With the iPhone 7 Plus, it almost feels like the situation has reversed. Now, Apple’s hardware is better – but it’s being let down a little by the software. This is entirely speculation, but I think the failure to release the Bokeh feature at launch gives us a clue, pointing towards the conclusion that the camera software hasn’t had as much polish as you would expect from Apple.

The good news, of course, is that this can be fixed with software. The even better news is that you might be able to do it yourself using third-party software. That’s because thanks to iOS 10 the iPhone 7 Plus can now capture and handle RAW DNG-format images natively, just like a high-end DSLR.

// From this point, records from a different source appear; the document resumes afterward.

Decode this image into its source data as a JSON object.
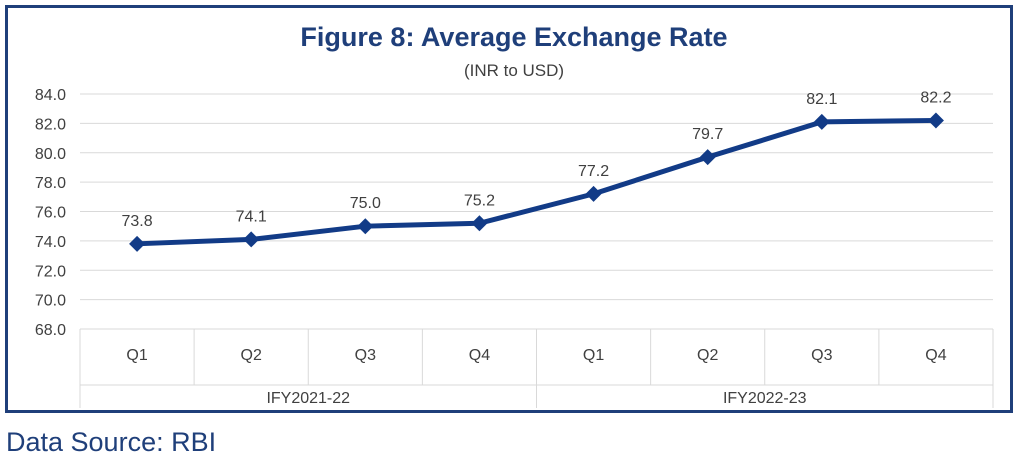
{
  "chart_data": {
    "type": "line",
    "title": "Figure 8: Average Exchange Rate",
    "subtitle": "(INR to USD)",
    "categories": [
      "Q1",
      "Q2",
      "Q3",
      "Q4",
      "Q1",
      "Q2",
      "Q3",
      "Q4"
    ],
    "groups": [
      {
        "label": "IFY2021-22",
        "span": 4
      },
      {
        "label": "IFY2022-23",
        "span": 4
      }
    ],
    "series": [
      {
        "values": [
          73.8,
          74.1,
          75.0,
          75.2,
          77.2,
          79.7,
          82.1,
          82.2
        ],
        "labels": [
          "73.8",
          "74.1",
          "75.0",
          "75.2",
          "77.2",
          "79.7",
          "82.1",
          "82.2"
        ]
      }
    ],
    "ylim": [
      68.0,
      84.0
    ],
    "yticks": [
      "68.0",
      "70.0",
      "72.0",
      "74.0",
      "76.0",
      "78.0",
      "80.0",
      "82.0",
      "84.0"
    ],
    "grid": true,
    "colors": {
      "line": "#123b87",
      "title": "#1f3f7a",
      "grid": "#d9d9d9",
      "frame": "#1f3f7a",
      "text": "#404040"
    }
  },
  "footer": {
    "source": "Data Source: RBI"
  }
}
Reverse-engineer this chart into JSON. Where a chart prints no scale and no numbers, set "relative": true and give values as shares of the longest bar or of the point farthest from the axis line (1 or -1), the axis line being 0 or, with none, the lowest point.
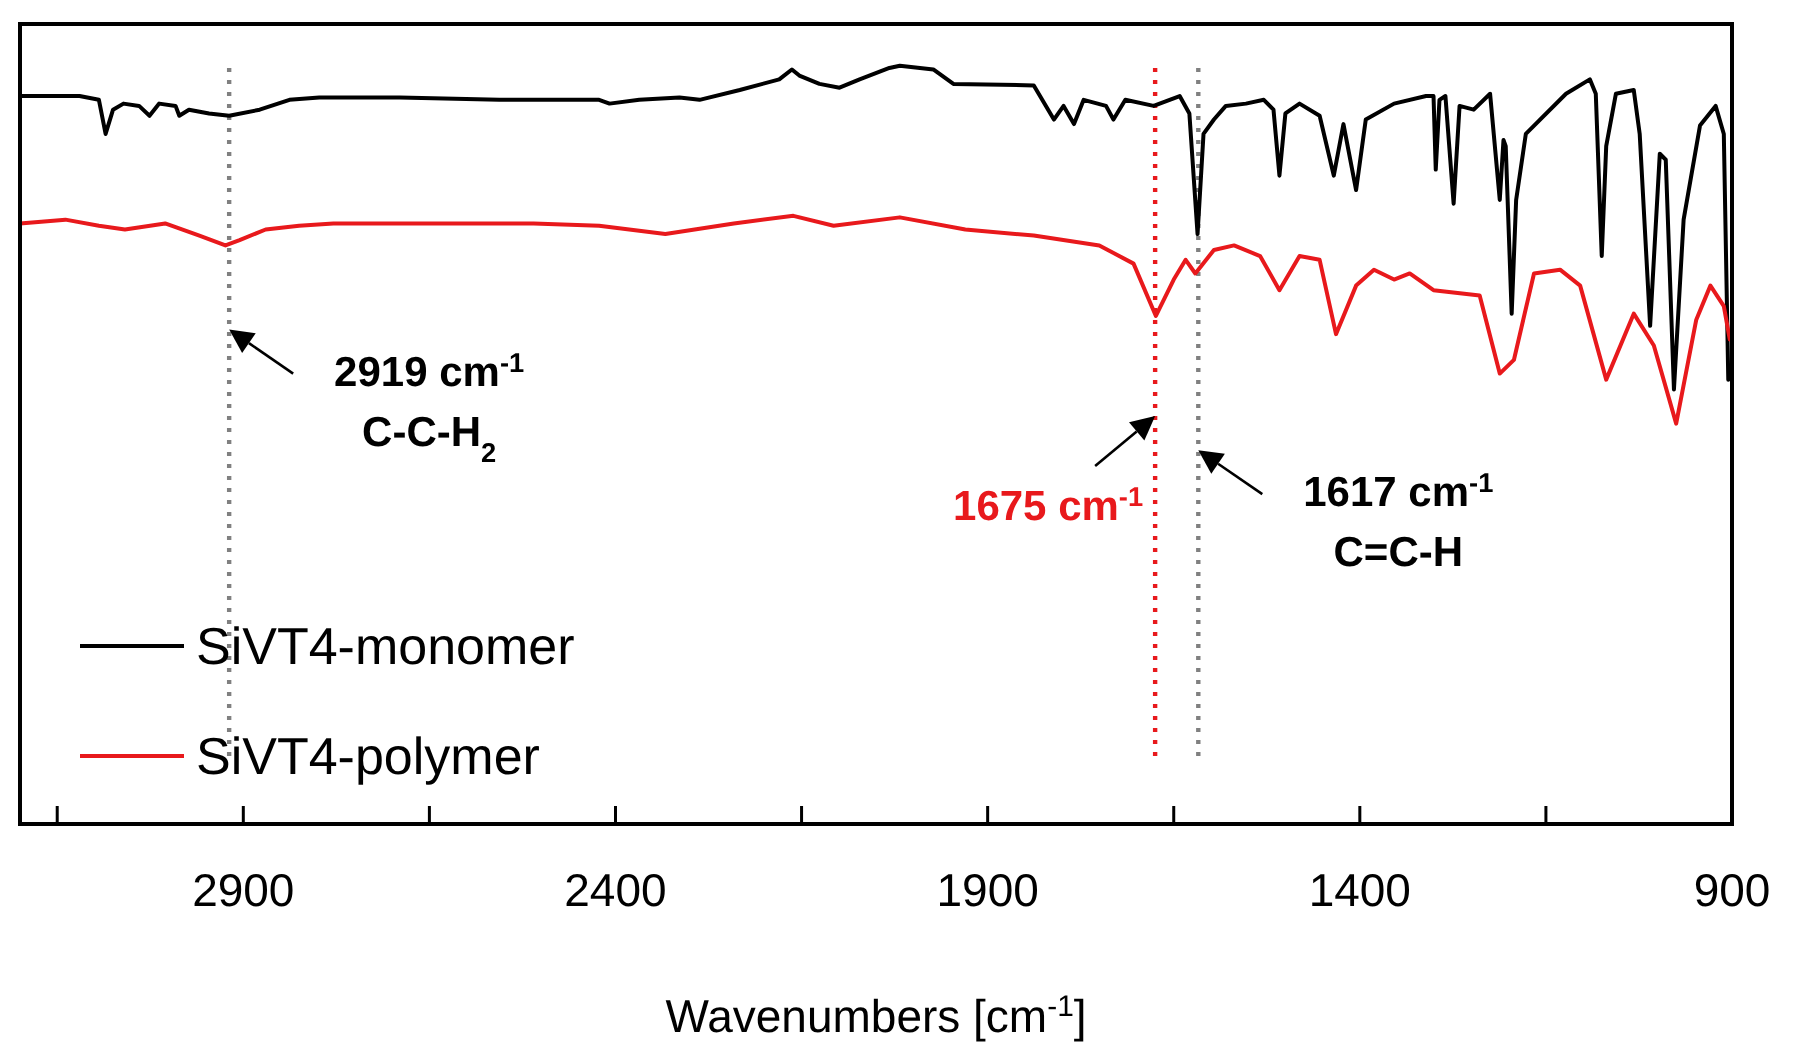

And although the camera app doesn’t give you the option of capturing in RAW just yet, third-party app developers are already beginning to explore the capability. One of the first is Adobe’s Lightroom Mobile, whose built-in camera app now defaults to RAW capture. Using this – and a little judicious editing in Lightroom Mobile itself – I found I was able to produce much cleaner photographs in low light than with the native camera app, with none of the unattractive blotchiness in areas of smooth transition.

This is not ideal, of course. I’d far rather Apple sorted out its own processing algorithms, rendering this sort of workaround unnecessary, but for now, it’s good enough to know that the hardware is excellent; the software will surely soon catch up.